Devant elle, Owen abattit la lame de sa machette sur une branche qui leur barrait le passage.

— Aucun risque, répondit-il. Les jaguars n'attaquent les humains que si acculés ou blessés. Contrairement aux félins de l'Ancien Monde, ils n'ont pas évolué aux côtés de grands singes et ils ne nous voient donc pas comme des proies naturelles. Si ça n'avait pas été le cas, tu penses bien que j'aurais soulevé ce problème. On n'aurait pas été dans la merde si elle s'était fait tuée par un prédateur pendant la nuit.

Il était six heures passée et les habitants diurnes de la forêt étaient déjà réveillés. Les singes bavardaient, les oiseaux chantaient et les grenouilles coassaient. Suivant les indications du plan sur le téléphone de Claire, la proximité de batraciens indiqua au couple qu'ils allaient dans la bonne direction et peu après avoir atteints le fond du vallon, ils rencontrèrent bientôt un ruisseau. Au-delà, à la limite de leur champ de vision, ils distinguèrent une maison en bois, nichée au milieu de la forêt.

— La voilà ! S'exclama-elle.

Ils sautèrent par-dessus le ruisseau et se dirigèrent vers la maison abandonnée. Entourée par de grands arbres, dont un vieil acajou, c'était une demeure en tek construite sur deux niveaux, avec un grand balcon à l'étage et une terrasse en-dessous, et elle semblant suffisamment grande pour avoir abrité une famille entière.

Entre le couple et la maison, il y avait un terrain en friche, autrefois un jardin bien entretenu. De part et d'autre de leur chemin, ils virent des bananiers, d'autres arbres fruitiers ainsi que des orchidées mais aussi et surtout quantité de broussailles et de plantes grimpantes, qui montaient à l'assaut de la maison tels les tentacules d'un kraken sur un navire, l'étouffant lentement dans une interminable étreinte. Çà et là, de grandes toiles larges parfois d'un mètre avaient été tissées et leurs filaments apparaissaient comme des fils d'or à la lumière du soleil.

Des toiles de néphiles…, observa Owen en frissonnant un peu.

— C'est quoi ce décor de film d'horreur des années quatre-vingt ? Dit-il à voix haute alors qu'il leur frayait un chemin avec la machette.

— Il filerait la chair de poule… On aurait dû aussi emprunter un des flingues de l'armurerie. Au cas où. Tout ce que j'ai est un couteau à steak que j'ai piqué au resto.

Owen jeta un coup d'œil par-dessus son épaule et vit que sa compagne avait sorti le dit couteau et pointait sa lame tantôt à gauche tantôt à droite.

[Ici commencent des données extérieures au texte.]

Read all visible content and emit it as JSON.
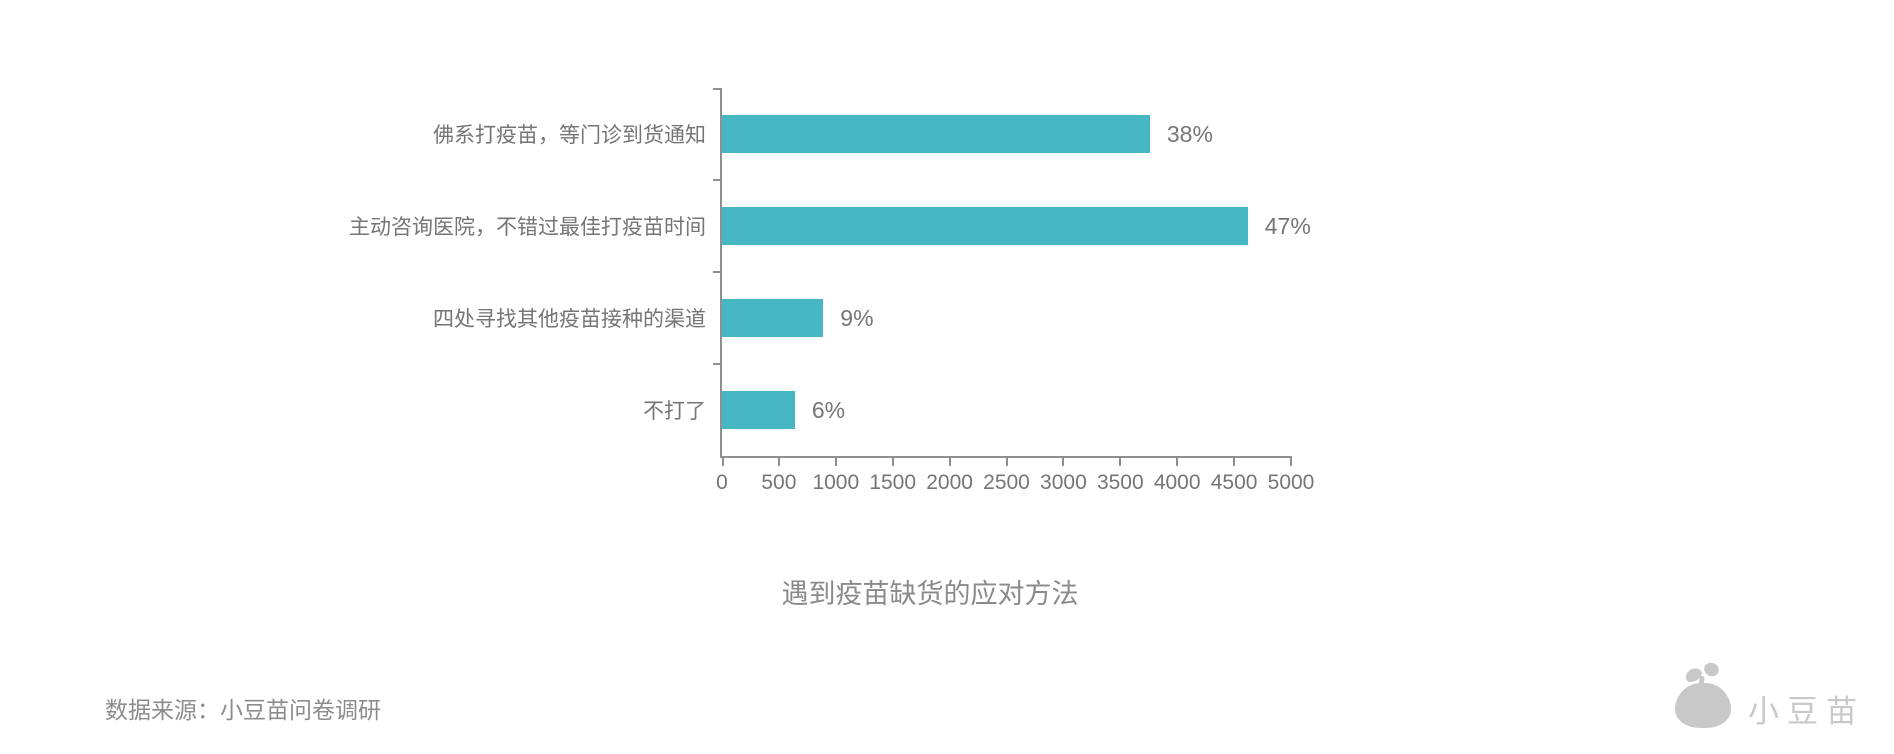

— Ben attention avec ce couteau Brutus, tu pourrais blesser quelqu'un, plaisanta-il. Vu que le port d'armes est restrictif dans ce pays, je ne suis pas sûr que se balader comme ça avec une arme à feu soit une bonne idée. Suffirait qu'on tombe sur des flics…

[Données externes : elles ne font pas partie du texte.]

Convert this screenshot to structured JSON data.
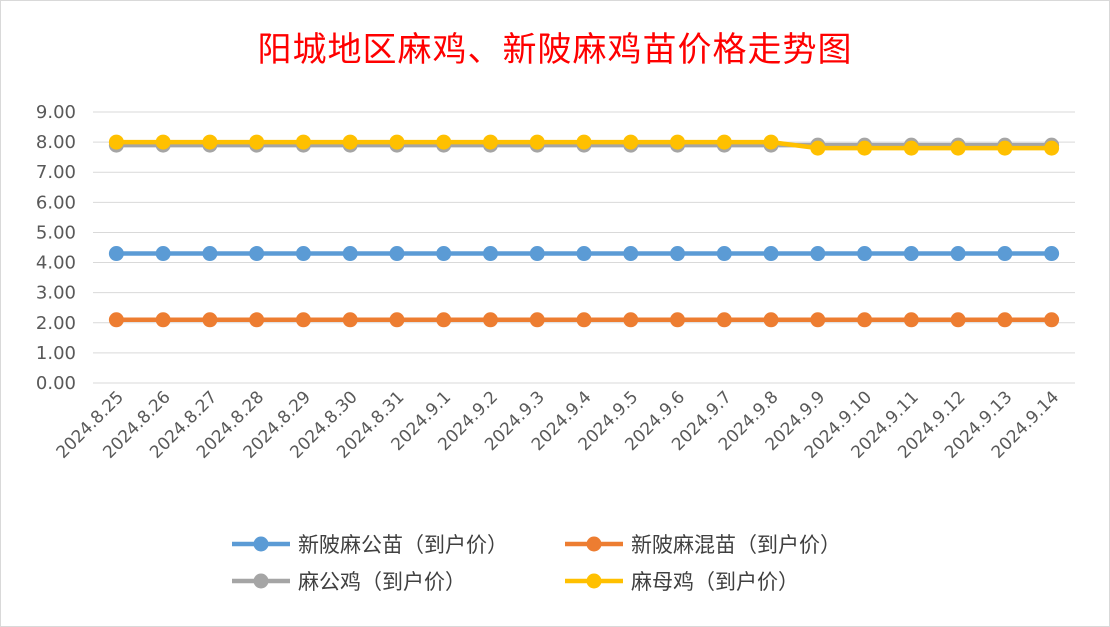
{
  "chart_data": {
    "type": "line",
    "title": "阳城地区麻鸡、新陂麻鸡苗价格走势图",
    "xlabel": "",
    "ylabel": "",
    "ylim": [
      0,
      9
    ],
    "ytick_step": 1,
    "ytick_labels": [
      "0.00",
      "1.00",
      "2.00",
      "3.00",
      "4.00",
      "5.00",
      "6.00",
      "7.00",
      "8.00",
      "9.00"
    ],
    "grid": true,
    "legend_position": "bottom",
    "categories": [
      "2024.8.25",
      "2024.8.26",
      "2024.8.27",
      "2024.8.28",
      "2024.8.29",
      "2024.8.30",
      "2024.8.31",
      "2024.9.1",
      "2024.9.2",
      "2024.9.3",
      "2024.9.4",
      "2024.9.5",
      "2024.9.6",
      "2024.9.7",
      "2024.9.8",
      "2024.9.9",
      "2024.9.10",
      "2024.9.11",
      "2024.9.12",
      "2024.9.13",
      "2024.9.14"
    ],
    "series": [
      {
        "name": "新陂麻公苗（到户价）",
        "color": "#5b9bd5",
        "values": [
          4.3,
          4.3,
          4.3,
          4.3,
          4.3,
          4.3,
          4.3,
          4.3,
          4.3,
          4.3,
          4.3,
          4.3,
          4.3,
          4.3,
          4.3,
          4.3,
          4.3,
          4.3,
          4.3,
          4.3,
          4.3
        ]
      },
      {
        "name": "新陂麻混苗（到户价）",
        "color": "#ed7d31",
        "values": [
          2.1,
          2.1,
          2.1,
          2.1,
          2.1,
          2.1,
          2.1,
          2.1,
          2.1,
          2.1,
          2.1,
          2.1,
          2.1,
          2.1,
          2.1,
          2.1,
          2.1,
          2.1,
          2.1,
          2.1,
          2.1
        ]
      },
      {
        "name": "麻公鸡（到户价）",
        "color": "#a5a5a5",
        "values": [
          7.9,
          7.9,
          7.9,
          7.9,
          7.9,
          7.9,
          7.9,
          7.9,
          7.9,
          7.9,
          7.9,
          7.9,
          7.9,
          7.9,
          7.9,
          7.9,
          7.9,
          7.9,
          7.9,
          7.9,
          7.9
        ]
      },
      {
        "name": "麻母鸡（到户价）",
        "color": "#ffc000",
        "values": [
          8.0,
          8.0,
          8.0,
          8.0,
          8.0,
          8.0,
          8.0,
          8.0,
          8.0,
          8.0,
          8.0,
          8.0,
          8.0,
          8.0,
          8.0,
          7.8,
          7.8,
          7.8,
          7.8,
          7.8,
          7.8
        ]
      }
    ]
  }
}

— Excepté qu'on est toujours sur la propriété d'InGen, fit-elle remarquer. Je ne me suis rappelée que ce matin qu'ils avaient acheté du terrain il y a deux ans, pour agrandir le Site D. Cette parcelle devait en faire partie. Donc je ne suis pas sûre que les flics aient le droit de se promener ici sans mandat.

— C'est pas faux.

— Quoiqu'il en soit, je me sentirais plus en sécurité avec un pistolet. Comment crois-tu qu'une jolie jeune femme seule a pu éviter de se faire emmerder par le premier salopard venu à New York et en Floride ?

En se rapprochant, ils remarquèrent que la maison était dotée d'une annexe sur son côté nord. Non pas construite en bois mais en ciment, elle avait une forme rectangulaire et un toit plat. Le couple présuma qu'il devait s'agir d'un garage, suffisamment grand pour abriter plusieurs véhicules et ajoutée à la maison qu'ultérieurement, de façon assez grossière au goût de Claire. Au milieu des feuilles mortes, elle parvint à distinguer les contours d'une allée reliant la porte du garage à un portail plus loin devant. Constitués de deux grands battants en bois, il était fermé et barricadé de l'intérieur.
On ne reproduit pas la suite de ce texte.